Plaeger is Restoration Coordinator for Bark, a Portland-based environmental group that opposes logging in Mt. Hood National Forest. Gatz is Environmental Coordinator for the Hood River Ranger District, and chief proponent of a 7,000-acre “fuel reduction” project on the north side of Mount Hood that Plaeger and Bark strenuously oppose.

The two men hold such divergent views on Polallie Cooper Spur that it seems doubtful at times that they are talking about the same project. In Gatz’s words, Polallie Cooper Spur is an initiative to protect forests and surrounding communities by carefully restoring the forest to health. In Plaeger’s estimation it is a timber sale masquerading as a fuel reduction project that would endanger the Crystal Springs Watershed and harm popular hiking and biking trails including the Dog River mountain bike trail.

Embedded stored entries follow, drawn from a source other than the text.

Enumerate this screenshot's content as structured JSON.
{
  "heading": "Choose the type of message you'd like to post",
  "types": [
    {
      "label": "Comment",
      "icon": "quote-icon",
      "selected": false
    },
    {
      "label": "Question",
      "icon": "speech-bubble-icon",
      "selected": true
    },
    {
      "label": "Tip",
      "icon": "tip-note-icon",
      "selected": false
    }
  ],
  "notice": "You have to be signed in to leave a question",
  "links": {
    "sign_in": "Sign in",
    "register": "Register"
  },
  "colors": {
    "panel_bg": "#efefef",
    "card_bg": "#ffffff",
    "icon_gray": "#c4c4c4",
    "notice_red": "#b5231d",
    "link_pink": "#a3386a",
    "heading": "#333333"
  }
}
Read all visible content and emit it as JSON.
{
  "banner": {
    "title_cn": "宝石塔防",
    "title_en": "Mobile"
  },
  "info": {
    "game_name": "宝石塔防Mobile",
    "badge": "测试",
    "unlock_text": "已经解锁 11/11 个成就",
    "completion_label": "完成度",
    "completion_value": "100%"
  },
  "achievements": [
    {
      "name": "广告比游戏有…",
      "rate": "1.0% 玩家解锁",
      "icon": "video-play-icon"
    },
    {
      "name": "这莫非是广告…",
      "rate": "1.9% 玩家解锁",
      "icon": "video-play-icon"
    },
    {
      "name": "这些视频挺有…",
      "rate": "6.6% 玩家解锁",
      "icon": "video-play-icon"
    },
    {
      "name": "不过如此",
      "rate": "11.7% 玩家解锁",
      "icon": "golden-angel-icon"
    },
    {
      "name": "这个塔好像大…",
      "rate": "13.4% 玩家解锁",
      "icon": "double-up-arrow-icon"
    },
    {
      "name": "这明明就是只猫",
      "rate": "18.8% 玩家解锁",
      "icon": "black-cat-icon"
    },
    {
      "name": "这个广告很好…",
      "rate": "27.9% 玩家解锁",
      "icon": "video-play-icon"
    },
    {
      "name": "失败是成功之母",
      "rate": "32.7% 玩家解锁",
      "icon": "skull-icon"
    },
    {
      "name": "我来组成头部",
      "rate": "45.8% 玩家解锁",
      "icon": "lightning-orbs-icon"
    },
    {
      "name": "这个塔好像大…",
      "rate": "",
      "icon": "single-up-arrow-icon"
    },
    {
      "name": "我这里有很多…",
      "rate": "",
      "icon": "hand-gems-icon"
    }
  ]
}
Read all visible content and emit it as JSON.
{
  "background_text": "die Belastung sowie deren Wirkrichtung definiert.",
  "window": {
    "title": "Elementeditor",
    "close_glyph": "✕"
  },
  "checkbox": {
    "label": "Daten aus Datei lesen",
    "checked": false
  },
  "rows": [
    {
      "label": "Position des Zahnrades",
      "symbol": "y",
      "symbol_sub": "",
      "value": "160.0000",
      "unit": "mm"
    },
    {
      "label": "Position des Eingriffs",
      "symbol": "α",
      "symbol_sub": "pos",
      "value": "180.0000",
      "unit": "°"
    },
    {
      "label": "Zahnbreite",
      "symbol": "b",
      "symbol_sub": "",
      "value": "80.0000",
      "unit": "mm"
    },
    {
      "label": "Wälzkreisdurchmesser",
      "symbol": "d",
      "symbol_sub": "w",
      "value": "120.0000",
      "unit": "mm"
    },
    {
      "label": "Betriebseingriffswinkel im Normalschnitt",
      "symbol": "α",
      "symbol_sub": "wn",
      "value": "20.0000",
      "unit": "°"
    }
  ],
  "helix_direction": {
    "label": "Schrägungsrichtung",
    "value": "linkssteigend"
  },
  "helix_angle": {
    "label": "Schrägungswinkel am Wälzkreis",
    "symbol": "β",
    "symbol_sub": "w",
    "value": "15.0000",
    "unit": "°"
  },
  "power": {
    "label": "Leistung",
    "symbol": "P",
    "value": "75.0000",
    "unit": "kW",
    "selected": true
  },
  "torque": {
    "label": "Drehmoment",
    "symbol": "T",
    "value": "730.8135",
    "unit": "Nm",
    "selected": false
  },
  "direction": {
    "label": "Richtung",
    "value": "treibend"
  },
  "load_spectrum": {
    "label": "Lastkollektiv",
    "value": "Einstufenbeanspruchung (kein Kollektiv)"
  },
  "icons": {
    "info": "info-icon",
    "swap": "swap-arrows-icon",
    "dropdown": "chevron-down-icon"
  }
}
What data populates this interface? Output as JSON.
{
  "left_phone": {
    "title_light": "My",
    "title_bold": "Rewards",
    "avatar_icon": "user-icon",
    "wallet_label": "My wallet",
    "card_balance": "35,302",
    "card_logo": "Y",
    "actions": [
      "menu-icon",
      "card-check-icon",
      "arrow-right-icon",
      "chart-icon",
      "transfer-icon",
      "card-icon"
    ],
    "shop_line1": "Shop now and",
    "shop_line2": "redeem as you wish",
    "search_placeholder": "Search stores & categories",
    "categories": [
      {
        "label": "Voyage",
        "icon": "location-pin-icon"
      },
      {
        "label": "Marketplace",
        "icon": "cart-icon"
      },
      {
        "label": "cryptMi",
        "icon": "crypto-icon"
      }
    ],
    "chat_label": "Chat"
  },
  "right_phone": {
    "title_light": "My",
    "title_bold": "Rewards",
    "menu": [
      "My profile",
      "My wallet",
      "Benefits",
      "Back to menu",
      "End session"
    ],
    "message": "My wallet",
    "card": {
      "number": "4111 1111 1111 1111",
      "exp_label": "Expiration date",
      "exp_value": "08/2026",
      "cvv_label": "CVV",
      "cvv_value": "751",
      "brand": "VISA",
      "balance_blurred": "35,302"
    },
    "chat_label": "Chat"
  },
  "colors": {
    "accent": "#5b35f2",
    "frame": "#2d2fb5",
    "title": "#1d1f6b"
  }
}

They may not agree on the proposed solution, but they do agree on the cause for the problem.

“We’ve done 100 years of stopping every single fire,” says Gatz, “and when that happens you end up with a lot of small-diameter stuff that would normally get burned up in periodic fires, and it creates a real hazard.”

“A lot of these forests, especially on the east side of Mount Hood, evolved with fire, and we have excluded fire for well over a century,” adds Plaeger. “That policy is catching up with us and the forests now. Because, yes, there are a lot of fuels in the forest.”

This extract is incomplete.